Por isso, o grupo Dória tem pressa na definição. Tempo é um recurso fundamental em política. Uma vez definido, o governador pode começar uma articulação com outras lideranças nacionais. O impasse atual atrasa a vida do governador. Se ele vence, ele é o candidato. Sem mistérios aqui.

O grupo pró-Leite.

Aqui o busílis é mais embaixo. E é aqui que surge o nome de Aécio Neves, para complicar tudo. A vitória de Leite nas prévias não é uma certeza absoluta de que ele seria candidato. Ele pode até querer, mas querer não é poder. O poder é de Aécio nesse caso.

O governador quer ser o candidato, boa parte da militância o quer como candidato. Até mesmo parte da militância do estado de São Paulo. Eduardo é jovem e toda sua estética política contribui para acumular simpatias no partido e na imprensa. Por ser jovem, perder a eleição não seria o pior dos mundos. Com a estrutura partidária nas mãos, Leite ganharia em projeção nacional para o futuro.
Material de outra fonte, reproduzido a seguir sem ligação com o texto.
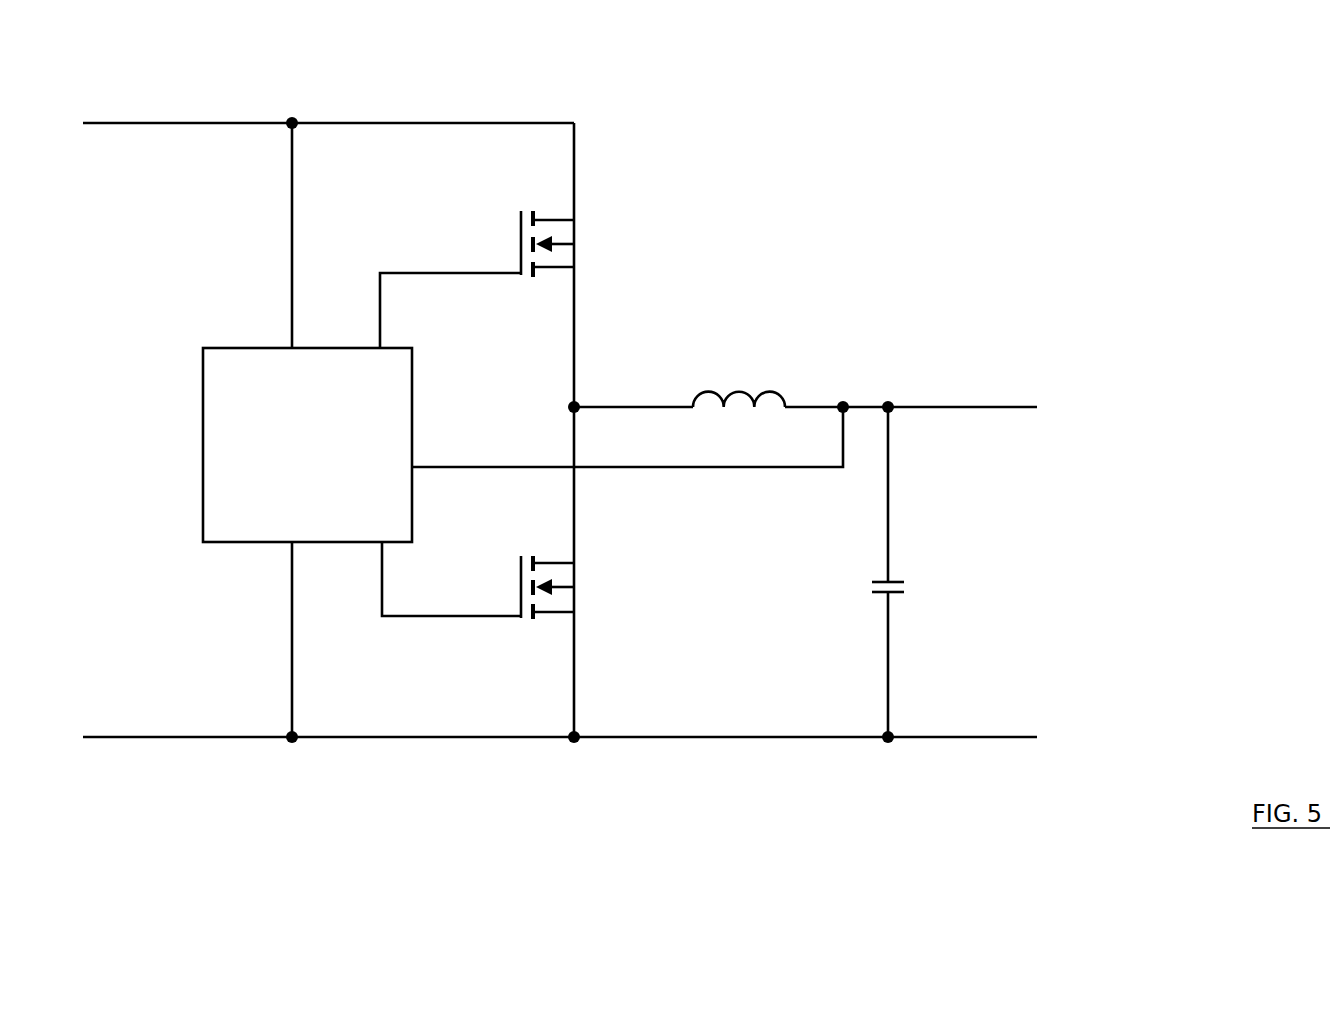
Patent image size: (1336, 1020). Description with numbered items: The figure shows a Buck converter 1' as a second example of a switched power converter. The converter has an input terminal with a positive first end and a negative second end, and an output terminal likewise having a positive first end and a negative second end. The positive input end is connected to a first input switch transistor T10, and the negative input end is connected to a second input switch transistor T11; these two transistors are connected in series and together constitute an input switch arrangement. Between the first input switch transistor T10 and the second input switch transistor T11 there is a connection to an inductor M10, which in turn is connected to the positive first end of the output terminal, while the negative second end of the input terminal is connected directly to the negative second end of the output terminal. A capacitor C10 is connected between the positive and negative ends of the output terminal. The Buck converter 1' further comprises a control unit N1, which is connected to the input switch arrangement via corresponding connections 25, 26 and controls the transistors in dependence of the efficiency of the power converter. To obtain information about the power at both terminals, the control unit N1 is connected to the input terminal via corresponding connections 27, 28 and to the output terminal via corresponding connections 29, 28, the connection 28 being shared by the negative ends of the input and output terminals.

Esse conto de fadas pode não ser bem assim.

Ocorre que a vitória de Leite nas prévias não torna o cenário tão fácil quanto na opção de vitória de Dória. E sua vitória nas prévias poderia resultar em algo histórico e negativo aos tucanos: pela primeira vez, o PSDB estar fora da disputa presidencial.

Aqui entra o problema. Leite é apoiado por Aécio, cujo interesse maior é usar os recursos partidários para potencializar as campanhas para deputados e senadores. Aécio entende que é melhor aumentar a bancada do partido, e isso implica sacrificar a candidatura presidencial. Os recursos do fundo partidário seriam concentrados nas disputas para o Congresso. A melhor saída para Aécio é fazer Leite ser o vencedor das prévias. Aécio precisa derrotar Dória.

Com Leite eleito e Dória fora do jogo, Aécio pode colocar sua influência junto aos deputados para inviabilizar a candidatura de Leite.

E por Leite aceita Aécio? Porque é o único caminho para conseguir vencer Dória nas prévias, depois disso são outros quinhentos.

Enfim, pra concluir.

O grupo de Dória entende que Leite está apressado e colocará em risco a presença do PSDB nas eleições de 2022. E o terceiro candidato, Arthur Virgílio, passou a concordar com Dória.

Dória entende que, apesar das qualidades de Leite, ele é que tem mais estrutura para viabilizar a vitória do PSDB em 2022; e ele é o único que pode minar as interferências de Aécio.

Leite entende que, apesar de não ter controle da máquina após as prévias e as confusões persistirem, ele tem menos rejeição junto ao eleitorado e pode ser a terceira via ideal.

 Gostando ou não de Dória, sejamos honestos, sua vitória torna a vida do PSDB mais confortável para construir a candidatura presidencial. Se ele ganha as prévias, o partido encerra esse capítulo turbulento.

As candidaturas de Dória ou Leite seriam viáveis no cenário contra Bolsonaro, Lula e Moro? Aí já fica para o próximo capítulo.